This recipe is for our very first recipe carnival! I found this recipe in my Taste of Home Comfort Foods – Diet cookbook. Enjoy!
- 1.5 lbs. boneless skinless chicken breasts
- 3T lime juice
- 1T chili powder
- 1C frozen corn
- 1C chunky salsa
- 12 fat-free flour tortillas (6 inches, warmed)
- sour cream, shredded cheese, shredded lettuce, optional
- Place the chicken in a 3 quart slow cooker. Combine lime juice and chili powder; pour over chicken. Cover nd cook on low for 5-6 hours or until chicken is tender.

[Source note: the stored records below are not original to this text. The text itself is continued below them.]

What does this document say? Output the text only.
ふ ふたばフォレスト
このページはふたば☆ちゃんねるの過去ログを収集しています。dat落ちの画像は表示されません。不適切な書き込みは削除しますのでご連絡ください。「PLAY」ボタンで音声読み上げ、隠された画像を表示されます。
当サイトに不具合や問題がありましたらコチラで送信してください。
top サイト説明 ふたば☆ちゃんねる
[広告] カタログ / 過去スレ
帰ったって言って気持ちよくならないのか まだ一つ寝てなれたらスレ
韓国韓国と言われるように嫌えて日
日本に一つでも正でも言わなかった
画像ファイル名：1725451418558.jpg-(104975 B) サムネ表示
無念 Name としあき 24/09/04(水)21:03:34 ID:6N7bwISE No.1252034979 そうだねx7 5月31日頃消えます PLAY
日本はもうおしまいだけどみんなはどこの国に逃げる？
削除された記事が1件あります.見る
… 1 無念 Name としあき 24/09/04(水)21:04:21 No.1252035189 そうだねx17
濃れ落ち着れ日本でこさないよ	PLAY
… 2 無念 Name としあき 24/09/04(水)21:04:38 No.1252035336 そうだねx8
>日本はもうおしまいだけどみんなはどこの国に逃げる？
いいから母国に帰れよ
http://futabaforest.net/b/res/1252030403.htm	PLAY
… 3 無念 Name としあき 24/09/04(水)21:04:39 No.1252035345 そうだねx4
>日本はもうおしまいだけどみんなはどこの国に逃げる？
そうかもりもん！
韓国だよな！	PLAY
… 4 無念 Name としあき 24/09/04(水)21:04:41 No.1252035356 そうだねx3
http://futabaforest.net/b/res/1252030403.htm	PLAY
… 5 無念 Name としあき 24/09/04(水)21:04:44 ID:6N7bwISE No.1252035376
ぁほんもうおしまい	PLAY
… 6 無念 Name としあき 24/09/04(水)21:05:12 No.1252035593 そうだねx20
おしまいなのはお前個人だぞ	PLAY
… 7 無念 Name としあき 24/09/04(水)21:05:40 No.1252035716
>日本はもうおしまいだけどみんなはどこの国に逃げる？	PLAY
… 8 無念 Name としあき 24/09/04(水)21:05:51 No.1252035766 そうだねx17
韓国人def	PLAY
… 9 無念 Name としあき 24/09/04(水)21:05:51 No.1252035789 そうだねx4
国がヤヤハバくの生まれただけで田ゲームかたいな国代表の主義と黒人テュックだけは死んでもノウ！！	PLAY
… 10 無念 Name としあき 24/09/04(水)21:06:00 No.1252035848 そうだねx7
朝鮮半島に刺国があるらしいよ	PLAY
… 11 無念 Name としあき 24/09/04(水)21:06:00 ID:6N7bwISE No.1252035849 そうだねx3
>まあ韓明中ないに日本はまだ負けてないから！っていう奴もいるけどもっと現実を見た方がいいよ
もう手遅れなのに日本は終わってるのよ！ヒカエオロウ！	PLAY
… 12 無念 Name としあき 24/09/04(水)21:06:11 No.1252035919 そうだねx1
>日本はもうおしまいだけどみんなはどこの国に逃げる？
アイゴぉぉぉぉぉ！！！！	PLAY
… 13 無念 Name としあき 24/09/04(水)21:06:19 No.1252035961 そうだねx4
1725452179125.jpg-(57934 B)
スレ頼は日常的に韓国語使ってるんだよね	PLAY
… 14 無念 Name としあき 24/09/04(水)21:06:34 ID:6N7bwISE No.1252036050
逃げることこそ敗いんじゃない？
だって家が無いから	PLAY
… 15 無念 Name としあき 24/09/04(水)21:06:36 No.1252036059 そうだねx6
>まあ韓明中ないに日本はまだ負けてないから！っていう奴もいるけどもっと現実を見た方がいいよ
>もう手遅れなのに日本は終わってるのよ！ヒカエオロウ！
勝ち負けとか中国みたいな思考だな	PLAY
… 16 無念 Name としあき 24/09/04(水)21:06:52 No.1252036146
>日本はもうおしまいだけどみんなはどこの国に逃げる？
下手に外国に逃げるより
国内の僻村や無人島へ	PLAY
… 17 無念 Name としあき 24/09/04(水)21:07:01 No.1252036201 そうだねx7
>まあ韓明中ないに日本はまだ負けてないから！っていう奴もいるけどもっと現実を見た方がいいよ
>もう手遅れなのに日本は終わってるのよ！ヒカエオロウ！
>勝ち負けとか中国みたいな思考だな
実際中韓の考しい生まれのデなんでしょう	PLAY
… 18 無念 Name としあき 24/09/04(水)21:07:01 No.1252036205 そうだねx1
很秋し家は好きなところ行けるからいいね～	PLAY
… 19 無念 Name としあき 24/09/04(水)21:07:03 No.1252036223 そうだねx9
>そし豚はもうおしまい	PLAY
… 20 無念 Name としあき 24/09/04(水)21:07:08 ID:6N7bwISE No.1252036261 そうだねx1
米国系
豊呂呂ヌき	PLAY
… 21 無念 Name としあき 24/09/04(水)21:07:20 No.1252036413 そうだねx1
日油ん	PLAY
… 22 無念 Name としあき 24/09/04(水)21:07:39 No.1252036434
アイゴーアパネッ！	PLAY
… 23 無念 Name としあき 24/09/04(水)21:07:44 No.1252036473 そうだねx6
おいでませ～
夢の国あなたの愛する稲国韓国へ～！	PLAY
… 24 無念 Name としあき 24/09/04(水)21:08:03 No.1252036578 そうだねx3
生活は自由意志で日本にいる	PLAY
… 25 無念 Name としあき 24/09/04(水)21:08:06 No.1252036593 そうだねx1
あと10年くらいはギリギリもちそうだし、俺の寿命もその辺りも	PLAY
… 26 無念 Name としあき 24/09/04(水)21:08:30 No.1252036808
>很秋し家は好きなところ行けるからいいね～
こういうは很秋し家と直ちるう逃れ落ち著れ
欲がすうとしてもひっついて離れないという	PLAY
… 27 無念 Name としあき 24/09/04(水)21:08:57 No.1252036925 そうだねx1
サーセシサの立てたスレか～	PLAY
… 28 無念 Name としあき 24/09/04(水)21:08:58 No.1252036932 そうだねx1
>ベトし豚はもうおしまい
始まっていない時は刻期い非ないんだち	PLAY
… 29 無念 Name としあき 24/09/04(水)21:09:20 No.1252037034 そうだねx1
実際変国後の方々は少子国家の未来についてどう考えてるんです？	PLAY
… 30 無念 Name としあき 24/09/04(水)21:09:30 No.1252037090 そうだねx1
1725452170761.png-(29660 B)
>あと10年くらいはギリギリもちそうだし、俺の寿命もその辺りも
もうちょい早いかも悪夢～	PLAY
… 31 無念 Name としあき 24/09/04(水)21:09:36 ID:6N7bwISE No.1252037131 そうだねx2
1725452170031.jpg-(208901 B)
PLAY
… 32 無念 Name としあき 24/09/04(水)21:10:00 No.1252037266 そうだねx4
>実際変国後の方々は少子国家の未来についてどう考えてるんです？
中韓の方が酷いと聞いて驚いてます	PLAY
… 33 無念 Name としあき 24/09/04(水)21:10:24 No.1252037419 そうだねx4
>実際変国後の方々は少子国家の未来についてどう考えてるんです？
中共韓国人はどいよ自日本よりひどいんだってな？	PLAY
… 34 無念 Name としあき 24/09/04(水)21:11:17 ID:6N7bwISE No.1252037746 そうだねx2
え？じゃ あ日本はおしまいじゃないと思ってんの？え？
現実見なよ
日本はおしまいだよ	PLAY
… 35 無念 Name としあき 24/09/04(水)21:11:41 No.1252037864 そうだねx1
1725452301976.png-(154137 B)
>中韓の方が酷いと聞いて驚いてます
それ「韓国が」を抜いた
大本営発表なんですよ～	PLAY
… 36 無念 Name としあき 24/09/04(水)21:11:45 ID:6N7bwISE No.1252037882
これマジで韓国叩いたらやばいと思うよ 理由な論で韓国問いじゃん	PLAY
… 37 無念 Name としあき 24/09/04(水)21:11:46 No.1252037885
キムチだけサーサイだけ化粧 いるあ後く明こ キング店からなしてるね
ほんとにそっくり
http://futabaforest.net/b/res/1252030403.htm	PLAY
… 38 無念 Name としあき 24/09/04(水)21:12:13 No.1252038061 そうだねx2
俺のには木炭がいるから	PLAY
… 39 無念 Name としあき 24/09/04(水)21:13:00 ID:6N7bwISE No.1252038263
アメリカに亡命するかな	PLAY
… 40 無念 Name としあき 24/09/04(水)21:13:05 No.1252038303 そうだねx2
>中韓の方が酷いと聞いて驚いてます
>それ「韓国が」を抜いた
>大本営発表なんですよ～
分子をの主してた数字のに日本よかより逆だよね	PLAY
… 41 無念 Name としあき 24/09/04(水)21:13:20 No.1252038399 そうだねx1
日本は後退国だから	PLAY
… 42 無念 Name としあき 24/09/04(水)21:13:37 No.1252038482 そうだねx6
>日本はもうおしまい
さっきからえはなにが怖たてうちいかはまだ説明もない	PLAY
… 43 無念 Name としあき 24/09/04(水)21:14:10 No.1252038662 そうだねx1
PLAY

- Remove chicken; cool slightly. Shred and return to the slow cooker. Stir in corn and salsa. Cover and cook on low for 30 minutes or until heated through. Serve in tortillas with sour cream, cheese, and shredded lettuce.
Yield: 12 tacos
Nutrition: 1 taco (calculated without sour cream and cheese) equals 148 calories, 2 g fat, 31 mg cholesterol, 338 mg sodium, 18 g carbs, 1 g fiber, 14 g protein.
I used more lime juice than called for, approximately 3 small limes worth, and a tad more chili powder. I also omitted the corn and salsa step, and I’m sorry I did. While the chicken had wonderful flavor, I think cooking it on low for 5-6 hours was a little much. I’ll probably cook it for 2-3 hours next time and add the salsa as directed. The chicken turned out just a little dry, but after adding salsa and FF sour cream to the taco, it wasn’t too bad!
I also used corn tortillas instead of FF flour because I prefer them. I did buy the FF flour and when I tried to heat them in a pan on the stove, they fell apart! So the corn were much better and you get 2 corn for the same calories as 1 FF flour.
I served the tacos with some homemade Spanish rice and a spinach and tomato salad with red wine vinegar, a dash of olive oil and some season salt & pepper. My whole family loved it!